Mas, passados alguns anos, eles podem estar prestes a alçar vôo novamente. Duas empresas, a britânica ATG e a alemã CargoLifter, apostam na ressurreição dos gigantes mais leves do que o ar como forma de abocanhar parcela importante do crescente mercado de transporte intercontinental de carga. Para tanto, projetaram naves maiores que os 245 metros do Hindenburg, já na sua época equivalentes ao comprimento do transatlântico Titanic, afundado em 1912.

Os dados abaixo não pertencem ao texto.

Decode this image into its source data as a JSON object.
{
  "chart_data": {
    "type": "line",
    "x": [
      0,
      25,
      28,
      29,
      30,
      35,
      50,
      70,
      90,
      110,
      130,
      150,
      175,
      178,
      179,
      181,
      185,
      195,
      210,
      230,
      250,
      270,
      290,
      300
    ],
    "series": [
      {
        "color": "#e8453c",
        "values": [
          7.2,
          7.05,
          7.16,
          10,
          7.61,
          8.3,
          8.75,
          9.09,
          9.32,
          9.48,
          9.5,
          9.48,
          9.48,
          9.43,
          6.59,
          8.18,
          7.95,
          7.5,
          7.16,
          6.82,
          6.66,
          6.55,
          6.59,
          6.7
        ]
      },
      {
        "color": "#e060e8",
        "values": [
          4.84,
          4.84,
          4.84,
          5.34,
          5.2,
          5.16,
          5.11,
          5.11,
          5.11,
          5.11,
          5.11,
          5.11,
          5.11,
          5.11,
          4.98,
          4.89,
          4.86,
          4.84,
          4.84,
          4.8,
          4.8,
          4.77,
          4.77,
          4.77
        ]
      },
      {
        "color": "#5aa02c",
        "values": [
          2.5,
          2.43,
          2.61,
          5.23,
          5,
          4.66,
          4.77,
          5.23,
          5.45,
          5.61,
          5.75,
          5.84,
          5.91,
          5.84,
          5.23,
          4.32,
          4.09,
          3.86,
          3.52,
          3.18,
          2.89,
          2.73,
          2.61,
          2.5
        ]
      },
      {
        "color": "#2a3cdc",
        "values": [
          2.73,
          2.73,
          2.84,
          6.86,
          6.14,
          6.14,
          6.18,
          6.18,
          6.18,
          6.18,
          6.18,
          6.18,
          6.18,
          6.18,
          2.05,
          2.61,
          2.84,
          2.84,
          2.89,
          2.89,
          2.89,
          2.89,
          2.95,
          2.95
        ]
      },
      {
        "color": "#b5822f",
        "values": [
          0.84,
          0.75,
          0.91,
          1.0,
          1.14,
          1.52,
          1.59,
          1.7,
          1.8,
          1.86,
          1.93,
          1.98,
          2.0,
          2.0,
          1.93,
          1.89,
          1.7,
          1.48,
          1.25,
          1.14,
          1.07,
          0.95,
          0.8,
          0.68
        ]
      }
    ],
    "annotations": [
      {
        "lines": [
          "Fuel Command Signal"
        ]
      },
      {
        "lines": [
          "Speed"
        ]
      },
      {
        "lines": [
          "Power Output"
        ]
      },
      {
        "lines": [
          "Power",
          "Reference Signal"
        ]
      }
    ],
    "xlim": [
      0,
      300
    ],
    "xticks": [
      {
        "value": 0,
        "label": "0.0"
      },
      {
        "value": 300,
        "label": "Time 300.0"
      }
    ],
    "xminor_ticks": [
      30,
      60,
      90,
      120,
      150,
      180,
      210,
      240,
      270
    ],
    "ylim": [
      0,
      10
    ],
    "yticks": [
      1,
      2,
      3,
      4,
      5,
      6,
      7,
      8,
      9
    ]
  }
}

O Hindenburg tinha o mesmo tamanho do Titanic

O SkyCat 1000, da ATG, mede na ponta do lápis 307 metros, mais que quatro Jumbos 747 alinhados. Foi pensado para carregar até mil toneladas de carga (ou 800 automóveis médios). Diferente dos dirigíveis tradicionais, seu envelope parece um pão achatado, com 136 metros de largura e 77 metros de altura, alto como um prédio de 30 andares.

Toda essa fuselagem descomunal irá encerrar 2 milhões m³ do inerte gás hélio (os projetistas aprenderam a lição e aposentaram de vez o hidrogênio). Suas seis turbinas de 15 mil hp o impulsionarão a máximos 110 nós (203 km/h) numa altitude de cruzeiro de 2.700 metros. Com carga total, o SkyCat 1000 terá autonomia de 10 mil km, podendo cruzar o Atlântico Norte duas vezes sem reabastecimento.

Durante as operação de atracação e descarga, ele não permanecerá atado ao solo com a ajuda de cabos de aço, como acontecia com o Hindenburg. Graças à engenhosidade de seus projetistas, o SkyCat 1000 irá pousar sobre um colchão de ar semelhante ao dos hovercrafts.

Ainda não existe previsão de quando esse mastodonte flutuante despregará do solo. Para angariar investidores ao projeto, a ATG tem que primeiro provar sua viabilidade técnica. Para isso, está construindo um protótipo em escala reduzida, o SkyCat 20, de 82 metros. Seu vôo inaugural está marcado para meados de 2001. Se for bem, será a vez de transportar os 185 metros do SkyCat 200 da prancheta para os ares, o que deve acontecer em 2003.

O CargoLifter 160 sairá do hangar em 2003

A concorrente desse mastodonte flutuante não deixa nada a dever. De autêntica linhagem germânica como os finados Zeppelin e Hindenburg, chama-se CargoLifter. Esta empresa acaba de inaugurar numa antiga base aérea alemã oriental localizada 60 km ao sul de Berlim um enorme hangar de 360 metros de comprimento por 210 de largura e 107 de altura.

De lá sairá em 2003 o primeiro CargoLifter 160, dirigível com 260 metros e capacidade para transportar 160 toneladas a 90 km/h. A empresa já construiu dois protótipos de 32 e de 60 metros, respectivamente, e também adquiriu um aeródromo na Carolina do Norte, nos EUA, onde construirá um segundo hangar.

A produção em série do CL 160 está prevista para ter início em 2004, ano em que o total de investimentos estará beirando os US$ 500 milhões. Ainda há muito chão para saber se chegaremos a ver comboios de dirigíveis desaparecendo na linha do horizonte. Isso só irá ocorrer se a ATG e a CargoLifter provarem que conseguem transportar grandes cargas a grandes distâncias de formas mais rápida, barata e segura do que as oferecidas pela marinha mercante. É o que vamos ver.